Thanks for the comments.  

The FlagLock is used in two places:

 - Early init, before anything in libc can be guaranteed to exist.
 - Some *very* slow paths, where contention is incredibly improbable.

We could replace them with _umtx_op / futex locks, but I doubt you’d see a difference.  Do you have any workloads where locks introduce contention?  The locks are all abstracted away in a single place, so it would be fairly simple to add a couple of lock functions to the PAL.  Probably a 10-line change in total, but since it hasn’t shown up in any benchmarking that we’ve done yet it hasn’t been a priority.
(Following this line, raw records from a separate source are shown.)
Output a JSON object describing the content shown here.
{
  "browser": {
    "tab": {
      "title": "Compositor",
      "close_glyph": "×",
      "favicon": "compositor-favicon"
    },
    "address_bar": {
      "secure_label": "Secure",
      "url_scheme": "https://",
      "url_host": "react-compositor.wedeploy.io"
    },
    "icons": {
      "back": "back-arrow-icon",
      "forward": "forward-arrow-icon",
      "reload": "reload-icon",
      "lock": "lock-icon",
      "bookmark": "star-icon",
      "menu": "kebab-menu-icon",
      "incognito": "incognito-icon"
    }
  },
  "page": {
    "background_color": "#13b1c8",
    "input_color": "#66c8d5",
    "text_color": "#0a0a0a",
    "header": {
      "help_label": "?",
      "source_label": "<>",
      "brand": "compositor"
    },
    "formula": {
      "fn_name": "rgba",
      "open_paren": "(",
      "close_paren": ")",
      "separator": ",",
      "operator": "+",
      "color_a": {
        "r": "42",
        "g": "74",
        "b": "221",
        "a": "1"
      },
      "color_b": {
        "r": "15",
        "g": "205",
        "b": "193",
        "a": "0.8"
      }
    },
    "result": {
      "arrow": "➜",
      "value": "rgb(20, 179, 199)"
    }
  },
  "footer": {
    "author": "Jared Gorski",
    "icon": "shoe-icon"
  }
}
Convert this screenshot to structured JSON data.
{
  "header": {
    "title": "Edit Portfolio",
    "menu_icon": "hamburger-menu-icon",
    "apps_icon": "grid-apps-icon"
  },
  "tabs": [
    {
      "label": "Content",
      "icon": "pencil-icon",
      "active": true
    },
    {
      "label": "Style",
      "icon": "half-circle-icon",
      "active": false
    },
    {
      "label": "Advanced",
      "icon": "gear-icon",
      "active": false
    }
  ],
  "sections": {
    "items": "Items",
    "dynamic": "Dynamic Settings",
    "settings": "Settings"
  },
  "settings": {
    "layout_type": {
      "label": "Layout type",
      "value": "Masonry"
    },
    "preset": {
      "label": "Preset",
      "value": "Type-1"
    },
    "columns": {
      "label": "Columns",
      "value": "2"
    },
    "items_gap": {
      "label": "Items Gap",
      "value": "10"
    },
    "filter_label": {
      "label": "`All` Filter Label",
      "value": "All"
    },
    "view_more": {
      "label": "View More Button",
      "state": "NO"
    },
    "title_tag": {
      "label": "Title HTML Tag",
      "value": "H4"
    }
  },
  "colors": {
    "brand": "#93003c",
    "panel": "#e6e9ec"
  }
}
With respect to NUMA, if a thread is pinned to a core and the kernel is handling it local memory, then you should see good performance initially.  All allocations are satisfied from a pool that is local to the core.  If they are freed in other threads then they are batched and returned to the allocating thread.  It is possible for chunks that are originally created on one core to be recycled and used on another core.  This will happen at >page granularity and so is better handled in the kernel.

If you have a benchmark for memcpy that shows a big slowdown with the bounds checking, I would like to see it so that we can use it to optimise the implementation.  12-byte memcpys are common, but also fit well in the store queues overlapped with the bounds checks.  I’d be *very* interested in workloads where this is not the case.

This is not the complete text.